Oh, poor fund managers. Why the long faces?
July was great! The S&P 500 had its best performance since late 2020, rallying 9%. It was one of the best months in the market of all time. Of course, the withdrawal of generosity from the world’s major central banks introduces a new wave of volatility in asset prices, but this has to be the rally we’ve all been waiting for, right?
Apparently not. Instead, it seems to be another pain trade. Bank of America notes that despite last month’s super rally, only 28 percent of active fund managers focused on large stocks outperformed their Russell 1000 benchmarks. All major mutual fund styles had a Underperformance: Basic, Growth and Value.
Kudos to the minority, but how did everyone else do? All year long, investors have been desperate for a break in the clouds and finally the hint of some leniency from the Fed is coming, and they are still lagging their benchmarks. It seems that too much money was tied up in the safe cash stash and too little was deployed upwards.
A bearish stance “likely weighed on performance,” BofA analyst Savita Subramanian and colleagues said in a note to clients. Opportunities to beat the market are still few and far between, he added, making this a “difficult environment” for funds that pick stocks rather than indexes.
One explanation for this is that professional investors are not stupid. This hint of leniency from the world’s most powerful central bank was vastly over-interpreted and had many more caveats than the market’s initial reaction suggested.
All Fed Chairman Jay Powell said was that it would probably, but not definitely, be appropriate to slow the pace of interest rate hikes going forward. Some market participants took that as a cue to increase bets on rate cuts and return to stocks that have suffered as the Fed has talked tough on inflation. This week, a series of Fed speakers told markets to calm the devil down. They are still nowhere near a pivot and expectations of rate cuts next year are premature, they said.
Another way to think about it is to ask who was doing the shopping. A good portion of this appears to come from extremely bearish funds, with many shorts (or bets against stocks) on their books. Hedge funds and momentum chasers like commodity trading advisors (CTAs) had pulled well out of risky assets and then struggled to catch up when stocks rallied, a known practice as a short hedge.
“The equity rebound . . . in July was primarily due to short covering,” wrote analysts at Barclays. “Shorter stocks have outperformed in Europe and the US.”
An equally weighted basket of the 50 shortest stocks in the Russell 3000, “led by the most speculative . . . not-for-profit names,” is up 31 percent since June, says Neil Campling, an equity analyst at Mirabaud. with Europe catching up.
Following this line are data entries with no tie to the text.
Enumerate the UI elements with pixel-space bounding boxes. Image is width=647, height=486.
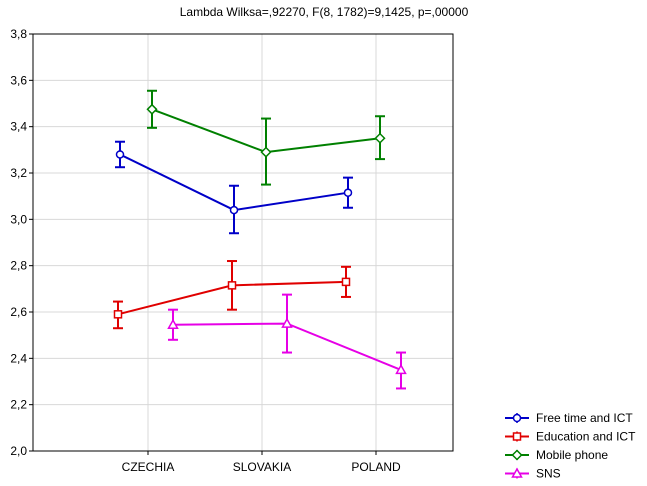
legend-item: SNS [505,467,561,481]
data-point [146,103,158,115]
data-point [281,317,293,328]
plot-frame [32,33,454,452]
chart-title: Lambda Wilksa=,92270, F(8, 1782)=9,1425,… [180,5,469,19]
data-point [167,318,179,329]
legend-item: Mobile phone [505,448,608,462]
y-tick-label: 2,0 [10,444,27,458]
y-tick-label: 2,6 [10,305,27,319]
y-tick-label: 3,4 [10,120,27,134]
y-tick-label: 2,8 [10,259,27,273]
data-point [343,188,353,197]
series-3 [167,293,407,390]
data-point [227,281,237,290]
legend-label: Free time and ICT [536,411,633,425]
series-2 [146,89,386,186]
x-axis: CZECHIA SLOVAKIA POLAND [122,451,401,474]
grid [33,34,453,451]
y-tick-label: 3,0 [10,212,27,226]
y-tick-label: 3,8 [10,27,27,41]
y-axis: 2,0 2,2 2,4 2,6 2,8 3,0 3,2 3,4 3,6 3,8 [10,27,33,458]
series-group [113,89,407,390]
y-tick-label: 2,2 [10,398,27,412]
data-point [341,277,351,287]
series-1 [113,260,351,330]
series-0 [115,140,353,235]
legend-item: Education and ICT [505,430,636,444]
data-point [115,150,125,159]
legend-label: SNS [536,467,561,481]
y-tick-label: 2,4 [10,351,27,365]
data-point [395,363,407,375]
data-point [260,146,272,158]
data-point [374,132,386,144]
x-tick-label: SLOVAKIA [233,460,291,474]
x-tick-label: CZECHIA [122,460,175,474]
legend-marker [512,432,522,441]
legend-marker [511,467,523,478]
legend-label: Education and ICT [536,430,636,444]
y-tick-label: 3,2 [10,166,27,180]
legend-label: Mobile phone [536,448,608,462]
legend-item: Free time and ICT [505,411,633,425]
x-tick-label: POLAND [351,460,401,474]
legend-marker [511,449,523,461]
data-point [113,310,123,319]
y-tick-label: 3,6 [10,73,27,87]
legend-marker [512,413,522,423]
data-point [229,205,239,215]
legend: Free time and ICT Education and ICT Mobile… [505,411,636,481]
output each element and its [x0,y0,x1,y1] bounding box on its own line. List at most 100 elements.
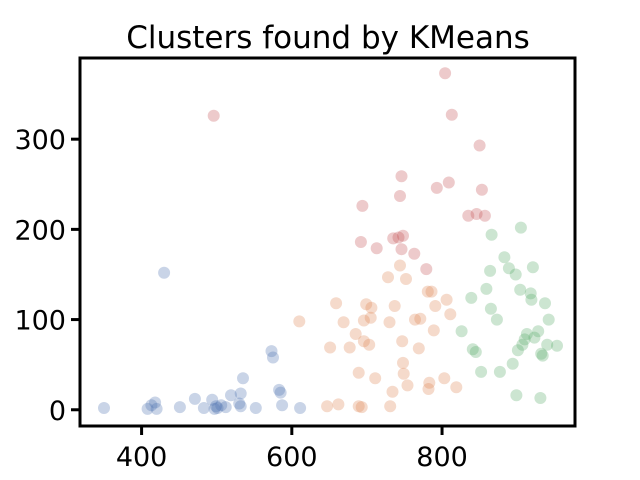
data-point-cluster-1 [383,316,396,329]
data-point-cluster-1 [386,385,399,398]
data-point-cluster-0 [150,402,163,415]
data-point-cluster-0 [98,402,110,414]
data-point-cluster-1 [388,300,401,312]
data-point-cluster-2 [475,365,488,378]
data-point-cluster-3 [397,229,409,242]
data-point-cluster-0 [265,345,278,358]
data-point-cluster-1 [425,285,438,298]
data-point-cluster-1 [321,400,334,413]
data-point-cluster-3 [430,181,443,194]
chart-title: Clusters found by KMeans [126,20,530,56]
x-tick-label: 600 [266,442,318,473]
data-point-cluster-2 [514,283,527,296]
data-point-cluster-1 [357,335,370,348]
data-point-cluster-3 [354,236,367,248]
data-point-cluster-0 [267,351,279,364]
data-point-cluster-1 [450,381,463,394]
data-point-cluster-2 [534,392,547,404]
data-point-cluster-2 [532,325,545,338]
data-point-cluster-0 [206,393,219,406]
data-point-cluster-2 [526,261,539,274]
data-point-cluster-1 [414,312,427,325]
data-point-cluster-2 [541,338,554,351]
data-point-cluster-1 [337,316,350,329]
data-point-cluster-2 [539,297,551,310]
data-point-cluster-0 [219,401,232,414]
data-point-cluster-1 [444,308,457,321]
data-point-cluster-1 [324,341,337,354]
data-point-cluster-1 [397,356,409,369]
data-point-cluster-3 [395,170,408,183]
data-point-cluster-1 [394,259,406,272]
data-point-cluster-2 [490,313,503,326]
data-point-cluster-3 [408,247,421,260]
data-point-cluster-1 [427,324,440,337]
data-point-cluster-2 [511,344,524,357]
data-point-cluster-2 [466,343,479,356]
data-point-cluster-2 [484,264,497,277]
data-point-cluster-0 [208,402,221,415]
data-point-cluster-2 [510,389,523,402]
data-point-cluster-1 [412,342,425,355]
data-point-cluster-0 [141,402,154,415]
data-point-cluster-0 [273,383,286,396]
data-point-cluster-2 [514,221,527,234]
data-point-cluster-0 [211,402,224,414]
data-point-cluster-3 [439,67,452,80]
data-point-cluster-3 [445,108,458,121]
x-tick-label: 400 [116,442,168,473]
data-point-cluster-1 [363,338,376,351]
data-point-cluster-2 [551,339,563,352]
data-point-cluster-0 [234,400,247,413]
data-point-cluster-2 [525,293,538,306]
data-point-cluster-3 [392,231,405,244]
x-tick-label: 800 [416,442,468,473]
data-point-cluster-3 [475,183,488,196]
data-point-cluster-2 [485,228,498,241]
data-point-cluster-0 [173,401,186,414]
data-point-cluster-2 [480,282,493,295]
data-point-cluster-1 [422,383,435,395]
data-point-cluster-0 [158,266,171,279]
y-tick-label: 300 [14,125,66,156]
data-point-cluster-3 [207,109,220,122]
data-point-cluster-1 [332,398,345,411]
data-point-cluster-2 [536,349,549,362]
data-point-cluster-2 [484,302,497,315]
data-point-cluster-1 [384,400,397,413]
data-point-cluster-0 [149,396,162,409]
data-point-cluster-2 [524,287,537,300]
data-point-cluster-0 [188,392,201,405]
data-point-cluster-3 [370,242,383,255]
data-point-cluster-0 [294,402,307,414]
y-tick-label: 0 [49,396,66,427]
data-point-cluster-0 [225,389,237,402]
data-point-cluster-1 [349,328,362,340]
data-point-cluster-3 [462,209,475,222]
data-point-cluster-1 [365,301,378,314]
data-point-cluster-0 [234,387,247,400]
data-point-cluster-1 [382,271,394,284]
data-point-cluster-1 [352,366,365,379]
data-point-cluster-2 [502,262,515,275]
data-point-cluster-3 [394,190,406,202]
data-point-cluster-3 [395,243,408,256]
data-point-cluster-1 [330,297,343,310]
data-point-cluster-0 [276,399,289,412]
data-point-cluster-3 [420,263,433,276]
data-point-cluster-2 [455,325,468,338]
y-tick-label: 200 [14,215,66,246]
data-point-cluster-1 [293,315,306,328]
data-point-cluster-1 [440,293,453,306]
data-point-cluster-1 [400,273,412,285]
data-point-cluster-3 [470,208,483,220]
data-point-cluster-1 [357,314,370,327]
data-point-cluster-1 [397,367,410,380]
data-point-cluster-2 [535,347,548,360]
data-point-cluster-2 [518,333,531,346]
data-point-cluster-1 [343,341,356,354]
data-point-cluster-1 [360,298,373,311]
data-point-cluster-2 [506,357,519,370]
plot-frame [78,56,577,428]
data-point-cluster-3 [442,176,455,189]
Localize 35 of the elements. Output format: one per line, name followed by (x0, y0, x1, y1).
Anik Sen, head of equities at PineBridge Investments, is what you might call a bottom-up investor, building portfolios focused on a relatively small number of stocks: 30 to 40. His mission is to pick good stocks and neutralize the effect of wider index movements. This task, he says, is increasingly complicated by the outsized role played by equity flows from macro funds and CTAs.
“He’s been doing this for over 35 years, almost 40 years. The disconnect between bottom-up and top-down is possibly the widest I’ve seen,” he says. “Markets are not moved by you and me, but by macro traders. . .[Their flows]eclipse those of fundamental investors.”
This cuts both ways. Sen’s view is that the July rally is “sustainable” and that markets have been too gloomy for much of this year. Some corporate stories are much stronger than investors give them credit for, he believes. “We can’t understand why the markets are so negative,” he says, adding that the war in Ukraine, inflation, supply chain tensions and the Covid shutdowns in China have masked positive factors.
But the poor performance of mutual funds in July highlights how broad changes in asset allocation pinned on powerful macroeconomic trends are specialists in railroad stocks.
My sense from talking to fund managers is that this is becoming extremely frustrating. They were wrong to be so positive at the beginning of the year and then they lost a trick in July. The best approach now is probably to be a little philosophical.
“You can easily get caught up in short-term moves,” said Mamdouh Medhat, senior researcher at Dimensional Fund Advisors, the quant house founded in the 1980s. .
As boring as it sounds, sticking with the markets for the long term is still almost always the best tactic. “It’s very, very difficult to beat the market by trying to guess it. People will make the right calls sometimes by sheer luck,” Medhat says in the soothing tone of a therapist. “Be stoic. . . . If you’re broadly diversified, you’re getting the only free lunch in finance,” he says.